Machine Learning Data Preparation for Splunk – vibration sensor use case
Machine learning data preparation is an essential prerequisite to training the model. Let’s consider a scenario where we employ machine learning to scrutinize data derived from an engine’s external vibration and internal speed sensors. The goal here is to predict potential malfunctions in the engine. You can customize this guide to fit any parameters or use cases you encounter while preparing data for machine learning. However, we will be using the vibration sensor as an example.
Affiliate: Experience limitless no-code automation, streamline your workflows, and effortlessly transfer data between apps with Make.com.
Steps to take for Splunk machine learning data preparation
First, we’ll do Data Collection and Preparation to gather the necessary data. We will need data from the external vibration sensor (x, y, z axis data) and the internal engine speed sensor. You can collect this data using Splunk’s data ingestion capabilities.

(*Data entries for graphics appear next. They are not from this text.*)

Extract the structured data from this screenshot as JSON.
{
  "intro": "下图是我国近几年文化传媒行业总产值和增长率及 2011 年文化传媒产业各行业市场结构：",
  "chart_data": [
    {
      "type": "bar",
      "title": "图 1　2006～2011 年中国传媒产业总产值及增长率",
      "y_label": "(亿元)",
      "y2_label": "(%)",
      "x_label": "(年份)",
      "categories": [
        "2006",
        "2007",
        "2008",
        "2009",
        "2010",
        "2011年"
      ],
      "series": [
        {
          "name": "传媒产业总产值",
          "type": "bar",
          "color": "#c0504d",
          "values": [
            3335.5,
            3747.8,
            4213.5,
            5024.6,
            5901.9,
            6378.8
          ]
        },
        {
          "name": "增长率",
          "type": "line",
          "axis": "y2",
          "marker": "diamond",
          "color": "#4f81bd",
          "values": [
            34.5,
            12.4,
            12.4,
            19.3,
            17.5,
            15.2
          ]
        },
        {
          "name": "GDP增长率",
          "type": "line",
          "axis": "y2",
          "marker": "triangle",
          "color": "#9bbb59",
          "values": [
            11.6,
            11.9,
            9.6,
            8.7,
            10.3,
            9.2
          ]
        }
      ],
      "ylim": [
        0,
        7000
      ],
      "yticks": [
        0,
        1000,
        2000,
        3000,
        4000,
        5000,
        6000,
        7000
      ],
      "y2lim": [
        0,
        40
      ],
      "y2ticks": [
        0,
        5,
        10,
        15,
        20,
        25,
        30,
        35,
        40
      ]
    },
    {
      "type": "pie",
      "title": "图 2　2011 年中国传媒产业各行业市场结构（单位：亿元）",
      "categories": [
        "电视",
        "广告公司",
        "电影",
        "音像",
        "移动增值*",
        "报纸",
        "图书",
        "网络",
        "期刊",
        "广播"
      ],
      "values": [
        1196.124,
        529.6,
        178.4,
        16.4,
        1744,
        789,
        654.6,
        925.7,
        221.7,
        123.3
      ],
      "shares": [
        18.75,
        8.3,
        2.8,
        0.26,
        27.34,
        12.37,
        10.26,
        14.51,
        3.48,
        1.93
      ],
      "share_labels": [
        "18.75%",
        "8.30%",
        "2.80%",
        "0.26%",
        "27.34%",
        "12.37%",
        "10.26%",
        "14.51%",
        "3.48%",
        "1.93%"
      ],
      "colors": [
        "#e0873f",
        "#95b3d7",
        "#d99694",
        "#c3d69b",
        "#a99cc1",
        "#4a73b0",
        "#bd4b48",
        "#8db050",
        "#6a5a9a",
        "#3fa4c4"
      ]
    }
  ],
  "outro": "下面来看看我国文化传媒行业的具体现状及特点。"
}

There are cases that after collecting the data, you’ll need to preprocess it. This step might include cleaning the data and transforming it into a suitable format for machine learning. The field names that we will use:
external vibration sensor x-axis --> external_vibration_sensor_x external vibration sensor y-axis --> external_vibration_sensor_y external vibration sensor z-axis --> external_vibration_sensor_z internal engine speed sensor --> internal_engine_sensor_speed
Adding features
Each parameter you use to train the machine learning model is called a feature. So, now we have four features based on the fields we described earlier. You can create new features that can help improve the model. For example, you can easily calculate the average of the x, y, and z vibrations by using the eval command in SPL:
| eval avg_vibration=(external_vibration_sensor_x+external_vibration_sensor_y+external_vibration_sensor_z)/3
“eval” in Splunk SPL is used for creating a new field named “avg_vibration” in the dataset. The value of “avg_vibration” is determined by taking the average of three existing fields in the data – “external_vibration_sensor_x,” “external_vibration_sensor_y,” and “external_vibration_sensor_z.”
In simpler terms, the command just adds the values of the three vibration sensors (x, y, and z) and then divides the result by 3 to get the average. This average value, “avg_vibration,” represents the overall vibration sensed by the external sensors in three directions or dimensions.
It’s important to note that adding new features should be done judiciously, as not all created features may improve the model’s performance. Though the fewer features the model has on its training input, the better it will work to analyze your data. Your machine learning model should perform better if you use the average vibration data (one field) instead of three for the x, y, and z-axis fields.
Splunk Essentials for Predictive Maintenance add-on
If you want additional help, you can use Splunk Essentials for Predictive Maintenance add-on. This add-on has more detailed examples of data ingestion, gathering, and preprocessing. It can help you more in your particular use case. In addition, it has a sample jet engine dataset on which you can practice Splunk machine-learning skills.